Tinos Noé Anago, développeur web et activiste environnemental : “Les gens ignorent le côté pollueur du digital”

11 avril 2023

Développeur web, fondateur de NerdX Digital, la première start-up spécialisée dans le Green IT et l’éco-conception web en Afrique, Tinos Noé Anago a passé en revue les impacts des technologies numériques sur l’environnement. Identifiant quelques pistes de solutions dans cet entretien, ce passionné de la nouvelle technologie reste convaincu que seule l’innovation peut venir à bout de certains problèmes environnementaux les plus urgents.
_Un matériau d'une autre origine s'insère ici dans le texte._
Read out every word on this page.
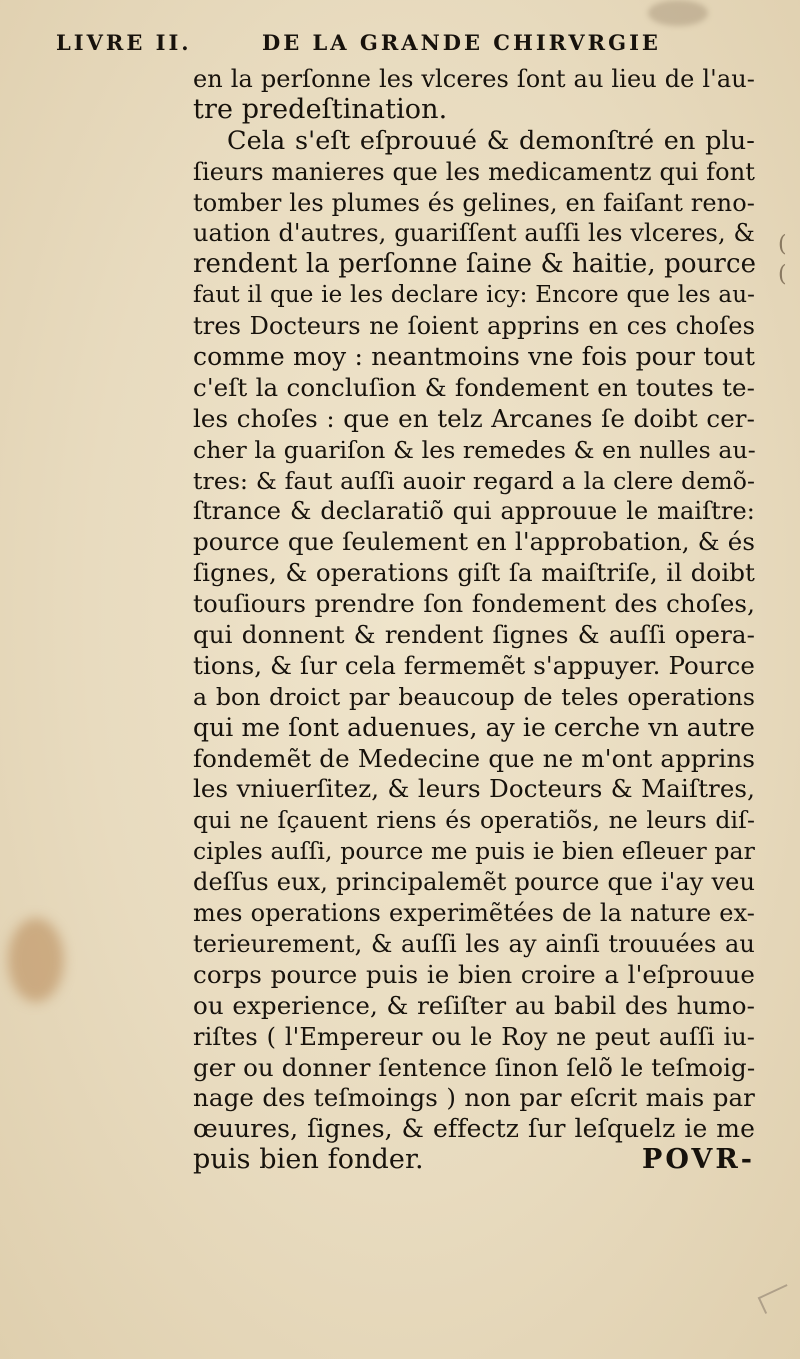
LIVRE II.	DE LA GRANDE CHIRVRGIE
en la perſonne les vlceres ſont au lieu de l'au-
tre predeſtination.
Cela s'eſt eſprouué & demonſtré en plu-
ſieurs manieres que les medicamentz qui font
tomber les plumes és gelines, en faiſant reno-
uation d'autres, guariſſent auſſi les vlceres, &
rendent la perſonne ſaine & haitie, pource
faut il que ie les declare icy: Encore que les au-
tres Docteurs ne ſoient apprins en ces choſes
comme moy : neantmoins vne fois pour tout
c'eſt la concluſion & fondement en toutes te-
les choſes : que en telz Arcanes ſe doibt cer-
cher la guariſon & les remedes & en nulles au-
tres: & faut auſſi auoir regard a la clere demõ-
ſtrance & declaratiõ qui approuue le maiſtre:
pource que ſeulement en l'approbation, & és
ſignes, & operations giſt ſa maiſtriſe, il doibt
touſiours prendre ſon fondement des choſes,
qui donnent & rendent ſignes & auſſi opera-
tions, & ſur cela fermemẽt s'appuyer. Pource
a bon droict par beaucoup de teles operations
qui me ſont aduenues, ay ie cerche vn autre
fondemẽt de Medecine que ne m'ont apprins
les vniuerſitez, & leurs Docteurs & Maiſtres,
qui ne ſçauent riens és operatiõs, ne leurs diſ-
ciples auſſi, pource me puis ie bien eſleuer par
deſſus eux, principalemẽt pource que i'ay veu
mes operations experimẽtées de la nature ex-
terieurement, & auſſi les ay ainſi trouuées au
corps pource puis ie bien croire a l'eſprouue
ou experience, & reſiſter au babil des humo-
riſtes ( l'Empereur ou le Roy ne peut auſſi iu-
ger ou donner ſentence ſinon ſelõ le teſmoig-
nage des teſmoings ) non par eſcrit mais par
œuures, ſignes, & effectz ſur leſquelz ie me
puis bien fonder.	POVR-
(
(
Vous avez présenté une communication sur le numérique et ses impacts sur l’environnement et la santé le 24 mars dernier à Cotonou. Qu’en est-il réellement ?

Effectivement, j’ai récemment présenté une communication sur ce sujet, car il est important de prendre conscience et de faire prendre conscience aux autres des impacts que le numérique peut avoir sur l’environnement. Nous avons remarqué que plusieurs sont ceux qui ignorent encore le côté pollueur du digital. En effet, l’utilisation massive de technologies numériques peut entraîner une augmentation de la consommation d’énergie, des déchets électroniques, etc, et, par conséquent, une augmentation des émissions de gaz à effet de serre, de pollution et plus d’effets du changement climatique.

Quels sont ces impacts sur l’environnement et sur la santé de l’homme en particulier ?

Les impacts du numérique sur l’environnement sont significatifs, et nombreux. Selon une étude menée par The Shift Project en 2019, le secteur numérique était responsable de 4% des émissions mondiales de gaz à effet de serre, avec une consommation énergétique s’élevant à 150 TWh soit autant que l’ensemble de l’aviation civile.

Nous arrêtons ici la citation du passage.